Борьба «Мистера Индия» с Могамбо заставляет вспомнить многие другие киношные схватки сыновей и отцов. Вот кульминация фильма «По лезвию бритвы», когда мятежный робот раскраивает череп своему творцу в роковых сыновних объятиях; вот в «Звездных войнах» ведут смертельную дуэль Льюк Скайуокер и Дарт Вейдер, предводители светлых и темных сил. И еще в этой пошлой драме с ее карикатурным злодеем и приторным героем я вижу многокрасочное отражение того, о чем не сняли и не снимут фильма, – истории об Аврааме Зогойби и обо мне.
x x x
На первый взгляд он был полнейшей противоположностью царю преисподней. Авраам Зогойби, каким он виделся мне в детстве, стареющий мужчина, чья хромота – следствие падения каменной вазы – с возрастом усилилась, производил впечатление слабой, незначительной личности, он хрипло, судорожно дышал и часто поднимал к груди ладонь правой руки услужливо-покорным движением, которое можно было понять и как самозащиту. Насколько же мало (если не считать почтительности складского управляющего) осталось в нем от человека, внушившего Ауроре глубочайшую и острейшую перечную любовь! Память детства сохранила во мне довольно-таки бесцветный призрак, возникающий время от времени на периферии шумного и пышного двора Ауроры, чуть согбенный, идущий неуверенной походкой и неопределенно хмурящий брови, как это делают слуги, выражая тем самым внимание и готовность помочь. В этом легком наклоне тела вперед было что-то отталкивающе-униженное, что-то неприятно-заискивающее. "Вот вам тавтология, – часто говорила злоязычная Аурора, вызывая всеобщий смех. – Слабый мужчина ". И я, которому Авраам был отцом, не мог не презирать его за то, что он соглашается быть посмешищем, и мне казалось, его слабость унижает всех нас – всех мужчин, разумеется.
По странной логике сердца великая страсть Ауроры к «ее еврею» после моего рождения быстро сошла на нет. Что весьма характерно, она объявила о своем охлаждении всем и каждому. «Когда я вижу, как он идет на меня, весь распаленный и пахнущий карри, – хохотала она, – баап-ре! Батюшки мои! Тогда я прячусь за спинами детей и затыкаю нос». Все эти насмешки он сносил совершенно безропотно. «Вот вам наши мужчины! – распространялась Аурора в своей знаменитой оранжевой с золотом гостиной. -Он либо павлин, либо серенький. Но даже если павлин, как мой мор, все же он ничто по сравнению с нами, девушками, – мы-то распространяем ослепительное сияние. Мой вам совет, выбирайте сереньких! Они тюремщики наши.

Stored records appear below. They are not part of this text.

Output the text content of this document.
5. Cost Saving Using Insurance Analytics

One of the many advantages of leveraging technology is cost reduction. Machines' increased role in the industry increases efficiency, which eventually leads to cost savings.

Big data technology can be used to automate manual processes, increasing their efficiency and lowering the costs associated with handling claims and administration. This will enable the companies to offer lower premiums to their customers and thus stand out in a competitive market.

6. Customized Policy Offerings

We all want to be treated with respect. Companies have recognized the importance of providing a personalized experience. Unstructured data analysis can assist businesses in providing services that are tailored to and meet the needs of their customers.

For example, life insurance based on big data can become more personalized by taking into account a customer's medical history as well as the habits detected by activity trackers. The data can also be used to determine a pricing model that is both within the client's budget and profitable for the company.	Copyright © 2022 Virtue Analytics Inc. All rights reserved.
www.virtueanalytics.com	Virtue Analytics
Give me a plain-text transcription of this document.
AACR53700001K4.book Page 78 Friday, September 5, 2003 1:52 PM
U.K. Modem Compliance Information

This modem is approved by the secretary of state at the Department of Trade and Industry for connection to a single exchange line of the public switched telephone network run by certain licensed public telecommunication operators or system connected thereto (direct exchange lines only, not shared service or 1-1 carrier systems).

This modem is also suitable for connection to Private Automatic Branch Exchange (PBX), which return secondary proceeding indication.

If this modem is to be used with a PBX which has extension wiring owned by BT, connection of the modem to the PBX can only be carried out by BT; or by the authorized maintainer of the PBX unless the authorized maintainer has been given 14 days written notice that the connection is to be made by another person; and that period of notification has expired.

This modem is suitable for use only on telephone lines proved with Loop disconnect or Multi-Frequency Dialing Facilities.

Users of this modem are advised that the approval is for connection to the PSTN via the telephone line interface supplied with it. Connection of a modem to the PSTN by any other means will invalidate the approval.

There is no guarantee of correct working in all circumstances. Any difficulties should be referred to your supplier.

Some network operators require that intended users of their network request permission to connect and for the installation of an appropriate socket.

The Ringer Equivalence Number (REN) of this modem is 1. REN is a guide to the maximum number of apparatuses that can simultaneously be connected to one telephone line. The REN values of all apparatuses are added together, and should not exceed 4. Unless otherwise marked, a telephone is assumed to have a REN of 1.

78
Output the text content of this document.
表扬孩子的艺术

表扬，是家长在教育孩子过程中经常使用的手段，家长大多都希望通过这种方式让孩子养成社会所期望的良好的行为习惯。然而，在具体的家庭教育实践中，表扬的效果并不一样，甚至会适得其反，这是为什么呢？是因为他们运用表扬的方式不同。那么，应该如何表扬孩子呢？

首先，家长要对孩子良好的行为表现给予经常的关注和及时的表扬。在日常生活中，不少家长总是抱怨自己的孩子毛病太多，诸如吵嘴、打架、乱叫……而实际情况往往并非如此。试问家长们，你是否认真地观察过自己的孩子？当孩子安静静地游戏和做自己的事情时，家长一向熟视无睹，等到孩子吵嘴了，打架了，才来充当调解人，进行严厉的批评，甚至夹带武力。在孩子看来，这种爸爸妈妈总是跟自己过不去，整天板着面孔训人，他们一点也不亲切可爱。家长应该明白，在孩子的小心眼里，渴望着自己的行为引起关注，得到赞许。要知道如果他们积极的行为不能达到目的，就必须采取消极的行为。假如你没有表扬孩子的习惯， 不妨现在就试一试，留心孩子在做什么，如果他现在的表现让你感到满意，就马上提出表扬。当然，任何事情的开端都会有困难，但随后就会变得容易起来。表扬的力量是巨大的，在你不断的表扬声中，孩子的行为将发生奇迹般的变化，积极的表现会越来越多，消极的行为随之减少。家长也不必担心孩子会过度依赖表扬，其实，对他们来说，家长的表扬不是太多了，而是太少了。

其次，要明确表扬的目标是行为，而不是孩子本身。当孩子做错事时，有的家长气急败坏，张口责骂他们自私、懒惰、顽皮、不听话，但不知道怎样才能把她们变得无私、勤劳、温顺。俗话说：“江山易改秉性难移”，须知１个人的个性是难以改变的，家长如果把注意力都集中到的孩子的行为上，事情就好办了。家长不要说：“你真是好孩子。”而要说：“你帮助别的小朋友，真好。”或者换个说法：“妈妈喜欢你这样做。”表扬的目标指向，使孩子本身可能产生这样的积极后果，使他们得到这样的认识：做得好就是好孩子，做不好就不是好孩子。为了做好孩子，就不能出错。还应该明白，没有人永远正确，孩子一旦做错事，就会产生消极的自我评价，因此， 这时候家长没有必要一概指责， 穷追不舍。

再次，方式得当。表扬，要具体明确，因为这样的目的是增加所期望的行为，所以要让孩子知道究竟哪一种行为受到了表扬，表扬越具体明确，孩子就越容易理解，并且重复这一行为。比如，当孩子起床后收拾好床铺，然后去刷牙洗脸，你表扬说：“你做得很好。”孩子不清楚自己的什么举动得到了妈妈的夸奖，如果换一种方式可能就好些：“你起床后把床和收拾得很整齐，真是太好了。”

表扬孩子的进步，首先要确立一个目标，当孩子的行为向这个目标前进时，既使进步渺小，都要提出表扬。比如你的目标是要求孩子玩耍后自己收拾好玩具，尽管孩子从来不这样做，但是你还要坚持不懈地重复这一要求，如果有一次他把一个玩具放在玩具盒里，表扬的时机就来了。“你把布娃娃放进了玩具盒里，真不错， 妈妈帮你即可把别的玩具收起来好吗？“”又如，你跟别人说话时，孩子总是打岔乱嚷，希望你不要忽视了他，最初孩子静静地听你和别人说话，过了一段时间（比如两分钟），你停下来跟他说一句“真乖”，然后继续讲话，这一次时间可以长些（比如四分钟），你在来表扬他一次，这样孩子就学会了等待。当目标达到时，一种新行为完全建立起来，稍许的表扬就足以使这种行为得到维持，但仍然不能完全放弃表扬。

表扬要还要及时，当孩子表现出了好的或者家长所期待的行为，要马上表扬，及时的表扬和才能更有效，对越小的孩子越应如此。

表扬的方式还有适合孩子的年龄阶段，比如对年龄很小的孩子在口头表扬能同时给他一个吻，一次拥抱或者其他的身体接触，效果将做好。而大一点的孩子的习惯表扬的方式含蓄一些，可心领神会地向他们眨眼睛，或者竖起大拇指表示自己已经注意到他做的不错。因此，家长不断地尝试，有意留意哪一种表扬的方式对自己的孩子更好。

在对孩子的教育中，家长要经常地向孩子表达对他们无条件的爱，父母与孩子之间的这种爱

У них в руках чековые книжки и ключи от наших золотых клеток».
Это был максимум благодарности, какую она была способна выразить Аврааму за неистощимость его банковских счетов и великолепие золотого дворца, который он так стремительно возвел для нее на фундаменте ее семейного состояния, бывшего, при всем очаровании старинных традиций, не более чем деревней, сельским поместьем, скромным провинциальным городишком в сравнении с мегалополисом их теперешнего капитала. Аурора отнюдь не была в неведении о том, что роскошь ее существования стоит денег и что тем самым она привязана к своему Ави. Порой она приближалась к тому, чтобы признать это вслух и даже проявить беспокойство из-за неумеренности своих расходов и распущенности своего языка, которые могли подорвать ее благосостояние. Любительница страшных историй, рассказываемых на сон грядущий, она не раз повторяла мне притчу, в которой скорпион, упросив лягушку переправить его через ручей в обмен на его обещание не жалить свое средство передвижения, все же нарушает уговор и посреди ручья впивается в земноводное со всей роковой силой. Перед тем, как и лягушка, и скорпион идут на дно, убийца просит у жертвы прощения. «Ничего не мог с собой поделать, – объясняет он. – Такова моя природа».
Авраам, как мне стало ясно годы спустя, был покрепче любой лягушки: Аурора жалила его, повинуясь требованиям своей природы, а он все не тонул. Как поверхностно было мое презрение к нему, как много времени мне понадобилось, чтобы понять его боль! Ибо он ни на миг не переставал любить ее столь же страстно, как в день их первой встречи; и все, что он делал, он делал ради нее. Чем более явно, чем более публично она предавала его, тем всеохватней и скрытней становилась его любовь.
(И когда я узнал, какие дела он совершил, – дела, на которые презрение было бы совершенно недостаточным ответом, – я почувствовал, что не могу вновь вызвать в себе то юношеское отвращение; ибо я уже был во власти лягушки из другого болота, и мои собственные дела лишали меня права судить отца.)